Wiki » History » Version 8

« Previous - Version 8/12 (diff) - Next » - Current version
Marco Fabiani, 2012-05-29 12:34 PM


Wiki

Usage

SWORD2 DSpace bulk uploader
--------------------

A python script to submit large numbers of files to a SWORD2-compatible repository, specifically DSpace 1.8x.
Built on the SWORD2 python client library: https://github.com/swordapp/python-client-sword2

-----------------------------------------------
Installation:

- no installation required, simply copy the script sworduploader.py to a suitable location. The first time you run the script, it will create the sword2_logging.conf file.
- a server.cfg file is also available. If the --servicedoc option is not used, sworduploader will read the first line of server.cfg and use it as the server's URL. If the server.cfg is missing, it will default to C4DM's server.

-----------------------------------------------
Usage:

sworduploader[-h] [--username USER_NAME] [--title TITLE]
                        [--author AUTHOR [AUTHOR ...]] [--date DATE]
                        [--servicedoc DSPACEURL]
                        data

Bulk upload to DSpace using SWORDv2.

positional arguments:
  data                  Accepts: METSDSpaceSIP and BagIt packages, simple zip
                        files, directories, single files. NOTE: METSDSpaceSIP
                        packages are only accepted by Collections with a
                        workflow!

optional arguments:
  -h, --help            show this help message and exit
  --username USER_NAME  DSpace username.
  --title TITLE         Title (ignored for METS packages).
  --author AUTHOR [AUTHOR ...]
                        Author(s) (ignored for METS packages). Accepts
                        multiple entries in the format "Surname, Name" 
  --date DATE           Date of creation (string) (ignored for METS packages).
  --zip                 If "data" is a directory, compress it and post it as a
                        single file. The zip file will be saved along with the
                        individual files.
  --servicedoc SD          Url of the SWORDv2 service document (default: use
                        server.cfg if available, otherwise http://c4dm.eecs.qm
                        ul.ac.uk/rdr/swordv2/servicedocument

If the submission is created successfully, it will remain open to be completed with the necessary metadata and licenses, using the DSpace web interface. The submission can be found in the "My Account -> Submissions" section of the user's area.

Updates

Version 0.6:
- Uploading a directory will maintain the path structure (i.e. subdirectories).
- A different server can be specified in the server.cfg file. This is overridden if the --servicedoc option is used. If the file is missing, sworduploader will default to C4DM's repository.

Possible problems

Version 0.4 is based on the modified python-sword2 library that can be found on bitbucket/marcofabiani.

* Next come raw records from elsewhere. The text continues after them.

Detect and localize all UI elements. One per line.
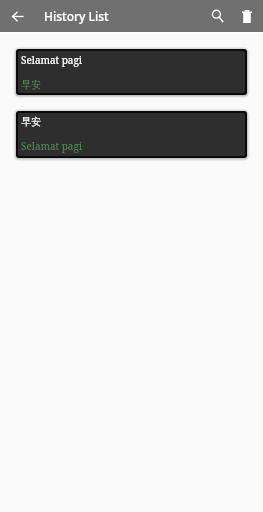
- staticText: Selamat pagi: [21, 139, 83, 153]
- button[interactable]: 早安: [16, 111, 247, 158]
- staticText: 早安: [21, 115, 41, 128]
- button[interactable]: Selamat pagi: [16, 49, 247, 95]
- staticText: 早安: [21, 78, 41, 91]
- button[interactable]: Back: [5, 4, 29, 28]
- staticText: Selamat pagi: [21, 53, 83, 67]
- button[interactable]: Delete: [232, 1, 262, 31]
- button[interactable]: Search: [202, 1, 232, 31]
- staticText: History List: [44, 8, 109, 24]
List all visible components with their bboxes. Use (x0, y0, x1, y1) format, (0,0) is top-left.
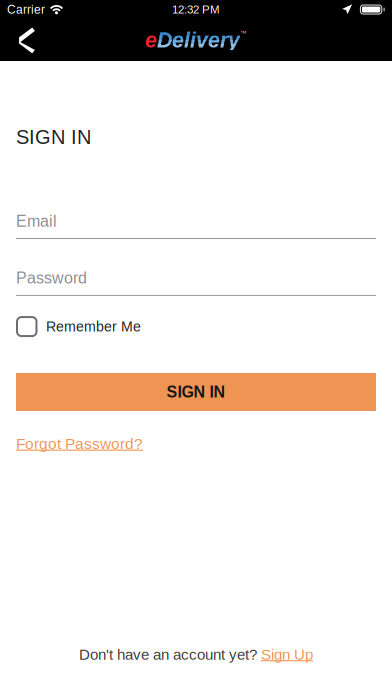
staticText: Delivery (157, 28, 240, 52)
staticText: Sign Up (261, 646, 313, 663)
staticText: Don't have an account yet? (79, 646, 261, 663)
staticText: Carrier (7, 3, 45, 16)
staticText: 12:32 PM (172, 3, 220, 16)
staticText: e (145, 28, 157, 52)
button[interactable]: Sign Up (261, 646, 313, 663)
staticText: Delivery (157, 28, 240, 52)
staticText: Delivery (157, 28, 240, 52)
staticText: Delivery (157, 28, 240, 52)
staticText: Password (16, 269, 87, 287)
staticText: SIGN IN (16, 126, 91, 148)
staticText: Delivery (157, 28, 240, 52)
staticText: Remember Me (46, 319, 141, 334)
staticText: SIGN IN (166, 383, 226, 401)
staticText: Email (16, 212, 57, 230)
staticText: Delivery (157, 28, 240, 52)
staticText: Forgot Password? (16, 435, 143, 452)
button[interactable]: Forgot Password? (16, 435, 143, 452)
button[interactable]: Back (0, 19, 44, 61)
staticText: ™ (240, 30, 247, 37)
button[interactable]: Remember Me (16, 316, 376, 337)
button[interactable]: SIGN IN (16, 373, 376, 411)
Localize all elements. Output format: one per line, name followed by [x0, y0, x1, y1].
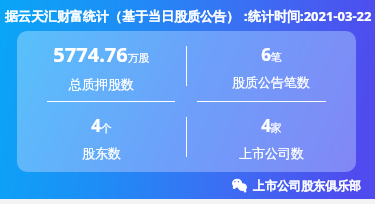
staticText: 4家 [261, 114, 282, 137]
staticText: 据云天汇财富统计（基于当日股质公告）： [5, 8, 252, 24]
other: WeChat official account [232, 178, 247, 193]
button[interactable]: 4家 [186, 102, 356, 172]
staticText: 5774.76万股 [53, 41, 150, 68]
staticText: 股东数 [82, 145, 121, 161]
staticText: 统计时间:2021-03-22 [248, 7, 372, 25]
staticText: 4个 [91, 114, 112, 137]
button[interactable]: 4个 [17, 102, 186, 172]
button[interactable]: 5774.76万股 [17, 31, 356, 172]
staticText: 总质押股数 [69, 76, 134, 92]
button[interactable]: 6笔 [186, 31, 356, 101]
staticText: 6笔 [261, 43, 282, 66]
staticText: 上市公司股东俱乐部 [253, 178, 361, 193]
button[interactable]: 5774.76万股 [17, 31, 186, 101]
staticText: 股质公告笔数 [232, 74, 310, 90]
staticText: 上市公司数 [239, 145, 304, 161]
button[interactable]: WeChat official account [0, 172, 375, 199]
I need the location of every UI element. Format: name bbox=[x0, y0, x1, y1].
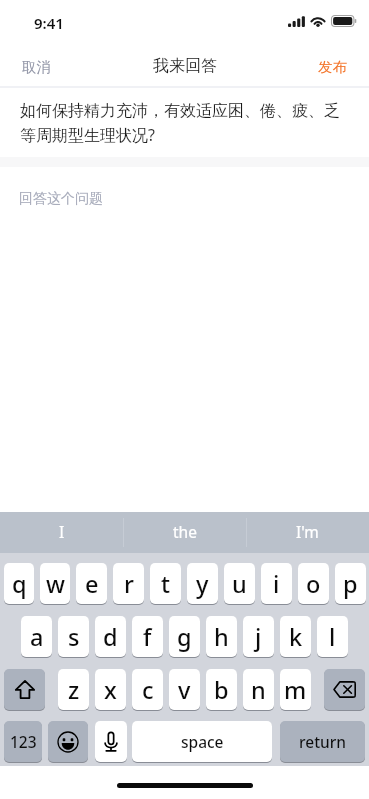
button[interactable]: e bbox=[76, 563, 107, 604]
staticText: m bbox=[284, 674, 307, 706]
button[interactable]: I'm bbox=[246, 512, 369, 553]
staticText: e bbox=[85, 568, 99, 600]
button[interactable]: 取消 bbox=[6, 46, 67, 88]
button[interactable]: Emoji bbox=[48, 721, 88, 762]
button[interactable]: b bbox=[206, 669, 237, 710]
staticText: the bbox=[173, 521, 197, 542]
button[interactable]: y bbox=[187, 563, 218, 604]
staticText: g bbox=[177, 621, 192, 653]
button[interactable]: m bbox=[280, 669, 311, 710]
staticText: i bbox=[273, 568, 280, 600]
button[interactable]: return bbox=[280, 721, 365, 762]
staticText: I'm bbox=[296, 521, 319, 542]
staticText: 我来回答 bbox=[153, 56, 217, 76]
button[interactable]: d bbox=[95, 616, 126, 657]
button[interactable]: 123 bbox=[4, 721, 42, 762]
staticText: return bbox=[299, 731, 347, 752]
staticText: q bbox=[12, 568, 27, 600]
button[interactable]: a bbox=[21, 616, 52, 657]
button[interactable]: g bbox=[169, 616, 200, 657]
staticText: p bbox=[343, 568, 358, 600]
staticText: w bbox=[46, 568, 65, 600]
button[interactable]: I bbox=[0, 512, 123, 553]
button[interactable]: x bbox=[95, 669, 126, 710]
button[interactable]: r bbox=[113, 563, 144, 604]
button[interactable]: h bbox=[206, 616, 237, 657]
staticText: 等周期型生理状况? bbox=[20, 124, 155, 146]
staticText: z bbox=[68, 674, 80, 706]
staticText: 回答这个问题 bbox=[19, 190, 103, 208]
button[interactable]: n bbox=[243, 669, 274, 710]
button[interactable]: q bbox=[4, 563, 34, 604]
staticText: c bbox=[142, 674, 154, 706]
button[interactable]: w bbox=[40, 563, 70, 604]
staticText: b bbox=[214, 674, 229, 706]
staticText: I bbox=[59, 521, 65, 542]
button[interactable]: l bbox=[317, 616, 348, 657]
staticText: 如何保持精力充沛，有效适应困、倦、疲、乏 bbox=[20, 101, 340, 121]
staticText: n bbox=[251, 674, 266, 706]
button[interactable]: o bbox=[298, 563, 329, 604]
button[interactable]: k bbox=[280, 616, 311, 657]
button[interactable]: i bbox=[261, 563, 292, 604]
staticText: v bbox=[178, 674, 191, 706]
staticText: x bbox=[104, 674, 117, 706]
button[interactable]: f bbox=[132, 616, 163, 657]
button[interactable]: the bbox=[123, 512, 246, 553]
staticText: l bbox=[329, 621, 336, 653]
button[interactable]: j bbox=[243, 616, 274, 657]
button[interactable]: 发布 bbox=[302, 46, 363, 88]
staticText: 123 bbox=[10, 731, 37, 752]
staticText: r bbox=[124, 568, 134, 600]
button[interactable]: space bbox=[132, 721, 272, 762]
staticText: t bbox=[161, 568, 171, 600]
staticText: 发布 bbox=[318, 58, 347, 76]
staticText: 取消 bbox=[22, 58, 51, 76]
staticText: k bbox=[289, 621, 303, 653]
staticText: d bbox=[103, 621, 118, 653]
staticText: u bbox=[232, 568, 247, 600]
staticText: s bbox=[68, 621, 80, 653]
button[interactable]: p bbox=[335, 563, 366, 604]
button[interactable]: Dictation bbox=[95, 721, 127, 762]
staticText: y bbox=[196, 568, 209, 600]
button[interactable]: t bbox=[150, 563, 181, 604]
staticText: a bbox=[30, 621, 44, 653]
staticText: space bbox=[181, 731, 224, 752]
staticText: o bbox=[306, 568, 321, 600]
staticText: h bbox=[214, 621, 229, 653]
button[interactable]: c bbox=[132, 669, 163, 710]
staticText: 9:41 bbox=[34, 13, 64, 33]
button[interactable]: z bbox=[58, 669, 89, 710]
button[interactable]: Shift bbox=[4, 669, 45, 710]
staticText: f bbox=[143, 621, 152, 653]
staticText: j bbox=[255, 621, 262, 653]
button[interactable]: u bbox=[224, 563, 255, 604]
button[interactable]: Delete bbox=[324, 669, 365, 710]
button[interactable]: s bbox=[58, 616, 89, 657]
button[interactable]: v bbox=[169, 669, 200, 710]
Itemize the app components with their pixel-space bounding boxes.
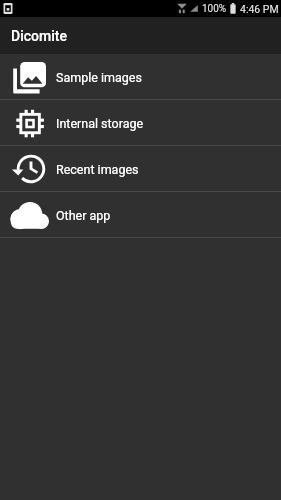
staticText: Other app	[56, 208, 111, 223]
button[interactable]: Recent images	[0, 146, 281, 191]
staticText: Internal storage	[56, 116, 144, 131]
staticText: 4:46 PM	[240, 3, 279, 15]
button[interactable]: Other app	[0, 192, 281, 237]
staticText: Recent images	[56, 162, 139, 177]
staticText: Sample images	[56, 70, 142, 85]
staticText: 100%	[202, 3, 227, 15]
button[interactable]: Sample images	[0, 54, 281, 99]
button[interactable]: Internal storage	[0, 100, 281, 145]
staticText: Dicomite	[11, 28, 67, 44]
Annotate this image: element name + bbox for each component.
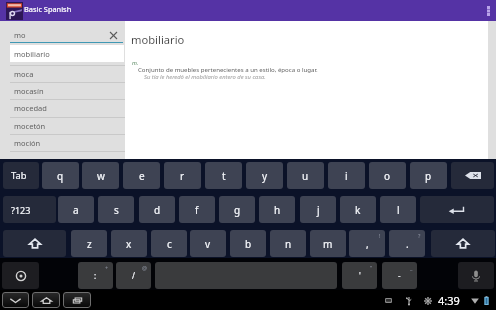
staticText: ,: [366, 237, 369, 251]
button[interactable]: moca: [0, 65, 125, 82]
staticText: a: [73, 203, 79, 217]
button[interactable]: v: [190, 230, 226, 257]
staticText: c: [167, 237, 172, 251]
button[interactable]: x: [111, 230, 147, 257]
button[interactable]: mocetón: [0, 117, 125, 134]
staticText: b: [245, 237, 252, 251]
staticText: moca: [14, 69, 34, 79]
button[interactable]: g: [219, 196, 255, 223]
staticText: .: [406, 237, 409, 251]
button[interactable]: b: [230, 230, 266, 257]
staticText: d: [154, 203, 161, 217]
button[interactable]: u: [287, 162, 324, 189]
button[interactable]: i: [328, 162, 365, 189]
staticText: h: [274, 203, 281, 217]
button[interactable]: f: [179, 196, 215, 223]
button[interactable]: j: [300, 196, 336, 223]
button[interactable]: Recent apps: [63, 292, 91, 308]
staticText: mobiliario: [131, 32, 185, 47]
button[interactable]: k: [340, 196, 376, 223]
button[interactable]: y: [246, 162, 283, 189]
staticText: mocedad: [14, 103, 47, 113]
staticText: s: [114, 203, 119, 217]
staticText: l: [397, 203, 400, 217]
button[interactable]: q: [42, 162, 79, 189]
staticText: 4:39: [438, 293, 460, 308]
staticText: n: [285, 237, 292, 251]
button[interactable]: s: [98, 196, 134, 223]
button[interactable]: Backspace: [451, 162, 494, 189]
button[interactable]: Back: [2, 292, 29, 308]
button[interactable]: m: [310, 230, 346, 257]
staticText: /: [132, 270, 135, 281]
button[interactable]: -: [382, 262, 417, 289]
button[interactable]: Tab: [3, 162, 39, 189]
button[interactable]: ?123: [3, 196, 56, 223]
button[interactable]: r: [164, 162, 201, 189]
staticText: Su tía le heredó el mobiliario entero de…: [144, 73, 266, 81]
button[interactable]: Clear search: [106, 27, 120, 43]
button[interactable]: h: [259, 196, 295, 223]
staticText: mocetón: [14, 121, 46, 131]
button[interactable]: Home: [32, 292, 60, 308]
button[interactable]: :: [78, 262, 113, 289]
staticText: :: [94, 270, 97, 281]
staticText: t: [222, 169, 226, 183]
staticText: +: [105, 264, 109, 271]
button[interactable]: /: [116, 262, 151, 289]
staticText: w: [97, 169, 105, 183]
button[interactable]: c: [151, 230, 187, 257]
staticText: i: [345, 169, 348, 183]
staticText: v: [205, 237, 211, 251]
staticText: Conjunto de muebles pertenecientes a un …: [138, 65, 318, 73]
staticText: q: [57, 169, 64, 183]
button[interactable]: Enter: [420, 196, 494, 223]
button[interactable]: ,: [349, 230, 385, 257]
staticText: e: [139, 169, 145, 183]
staticText: y: [262, 169, 268, 183]
button[interactable]: ': [342, 262, 377, 289]
staticText: u: [302, 169, 309, 183]
staticText: p: [425, 169, 432, 183]
button[interactable]: n: [270, 230, 306, 257]
button[interactable]: mobiliario: [10, 45, 124, 62]
button[interactable]: Shift: [431, 230, 495, 257]
button[interactable]: w: [82, 162, 119, 189]
button[interactable]: Keyboard settings: [2, 262, 39, 289]
staticText: ': [359, 270, 361, 281]
button[interactable]: moción: [0, 134, 125, 151]
staticText: Tab: [11, 169, 27, 182]
staticText: z: [87, 237, 92, 251]
button[interactable]: Shift: [3, 230, 66, 257]
button[interactable]: mocasín: [0, 82, 125, 99]
button[interactable]: d: [139, 196, 175, 223]
staticText: !: [379, 232, 381, 239]
button[interactable]: o: [369, 162, 406, 189]
button[interactable]: a: [58, 196, 94, 223]
staticText: k: [355, 203, 361, 217]
button[interactable]: mocedad: [0, 99, 125, 116]
staticText: _: [410, 264, 413, 271]
button[interactable]: Voice input: [458, 262, 494, 289]
staticText: ?: [418, 232, 421, 239]
staticText: g: [234, 203, 241, 217]
staticText: f: [195, 203, 199, 217]
button[interactable]: p: [410, 162, 447, 189]
button[interactable]: App icon: [6, 2, 23, 20]
staticText: m: [323, 237, 333, 251]
staticText: j: [317, 203, 320, 217]
button[interactable]: More options: [480, 0, 496, 21]
staticText: m.: [132, 59, 139, 67]
button[interactable]: .: [389, 230, 425, 257]
staticText: mo: [14, 30, 26, 40]
button[interactable]: z: [71, 230, 107, 257]
button[interactable]: l: [380, 196, 416, 223]
button[interactable]: e: [123, 162, 160, 189]
staticText: -: [398, 270, 401, 281]
staticText: mocasín: [14, 86, 44, 96]
staticText: @: [142, 264, 147, 271]
staticText: r: [180, 169, 185, 183]
staticText: Basic Spanish: [24, 4, 72, 14]
button[interactable]: t: [205, 162, 242, 189]
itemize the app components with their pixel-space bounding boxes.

The script has been tested with the version now on github (richardjones), and it works IF DSpace is patched with the latest version of the sword-server-2.0 which corrects a mistake in the service document.

Issue 1: Service document verification fails (DSpace server)
https://bitbucket.org/richardjones/python-sword2/issue/1/service-document-verification-fails-dspace

richardjones on Fri, 20 Apr 2012 12:45:26 +0200:

The bug was in the Java common library used by default

See http://tools.ietf.org/html/draft-gregorio-atompub-multipart-04 for details of multipart support requirements.

This has now been fixed in the java server library, which is hosted at http://sword-app.svn.sourceforge.net/viewvc/sword-app/JavaServer2.0/trunk/

Changes:
status: new -> resolved

Executables

The executables for Mac and Windows have been produced using PyInstaller:"http://www.pyinstaller.org/". Note that currently (v0.6) building the executables fails when using the latest version of the swordv2 python libraries from GitHub, although the script works when used with python. Thus, the executables are based on a different version of the the libraries.